After a few seconds you should see output like the following:

key_one - baz
key_two - baz

The difference in the output you should see is that instead of six records, you have two. When you converted the KStream (an event stream) to a materialized KTable (an update stream), Kafka Streams provides a cache in front of the state store. With the cache in place, new records replace existing records with the same key. Unlike a record stream where each record is independent, with an update stream, it’s ok to remove intermediate results. Kafka Streams flushes the cache when either the cache is full (10G by default) or when Kafka Streams commits the offsets of the records processed. In this case, when the Kafka Streams flushed the cache, you only have one record for each key.

Now that you’ve confirmed the streams output, close this consumer with a CTRL+C.

9
Clean up

You’re all down now!

Go back to your open windows and stop any console consumers with a CTRL+C then close the container shells with a CTRL+D command.

Then you can shut down the docker container by running:

docker-compose down --volumes

Deploy on Confluent Cloud

1
Run your app to Confluent Cloud

Instead of running a local Kafka cluster, you may use Confluent Cloud, a fully-managed Apache Kafka service.

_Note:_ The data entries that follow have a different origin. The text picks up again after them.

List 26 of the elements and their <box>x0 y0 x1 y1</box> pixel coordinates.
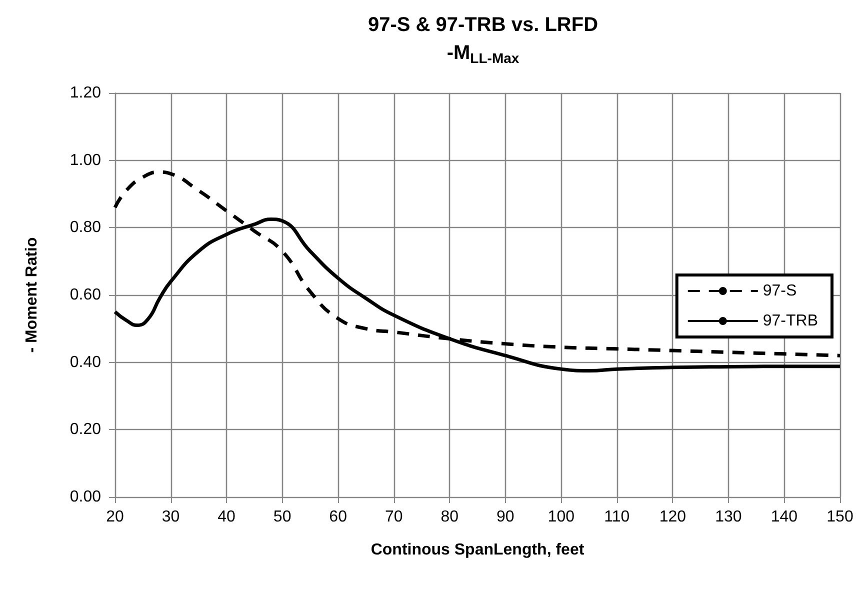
x-tick-label: 20 <box>106 508 124 526</box>
y-axis-title: - Moment Ratio <box>24 237 40 353</box>
legend-label: 97-S <box>762 282 797 300</box>
x-tick-label: 90 <box>496 508 514 526</box>
x-tick-label: 120 <box>659 508 686 526</box>
x-tick-label: 50 <box>273 508 292 526</box>
x-tick-label: 30 <box>162 508 180 526</box>
x-axis-title: Continous SpanLength, feet <box>370 542 585 558</box>
legend-label: 97-TRB <box>762 312 818 330</box>
y-tick-label: 0.40 <box>70 354 102 371</box>
y-tick-label: 0.80 <box>70 219 102 236</box>
chart-title: 97-S & 97-TRB vs. LRFD <box>368 14 598 36</box>
y-tick-label: 0.00 <box>70 488 102 506</box>
x-tick-label: 130 <box>715 508 742 526</box>
y-tick-label: 0.20 <box>70 421 102 438</box>
y-tick-label: 0.60 <box>70 286 102 304</box>
x-tick-label: 150 <box>826 508 854 526</box>
y-tick-label: 1.20 <box>70 84 102 102</box>
x-tick-label: 140 <box>770 508 798 526</box>
x-tick-label: 60 <box>329 508 348 526</box>
x-tick-label: 70 <box>384 508 403 526</box>
x-tick-label: 40 <box>218 508 236 526</box>
x-tick-label: 110 <box>604 508 630 526</box>
x-tick-label: 100 <box>548 508 575 526</box>
y-tick-label: 1.00 <box>70 152 102 169</box>
x-tick-label: 80 <box>440 508 459 526</box>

First, create your Kafka cluster in Confluent Cloud. Use the promo code CC100KTS to receive an additional $100 free usage (details).

Next, from the Confluent Cloud UI, click on Tools & client config to get the cluster-specific configurations, e.g. Kafka cluster bootstrap servers and credentials, Confluent Cloud Schema Registry and credentials, etc., and set the appropriate parameters in your client application.

Now you’re all set to your run application locally while your Kafka topics and stream processing is backed to your Confluent Cloud instance.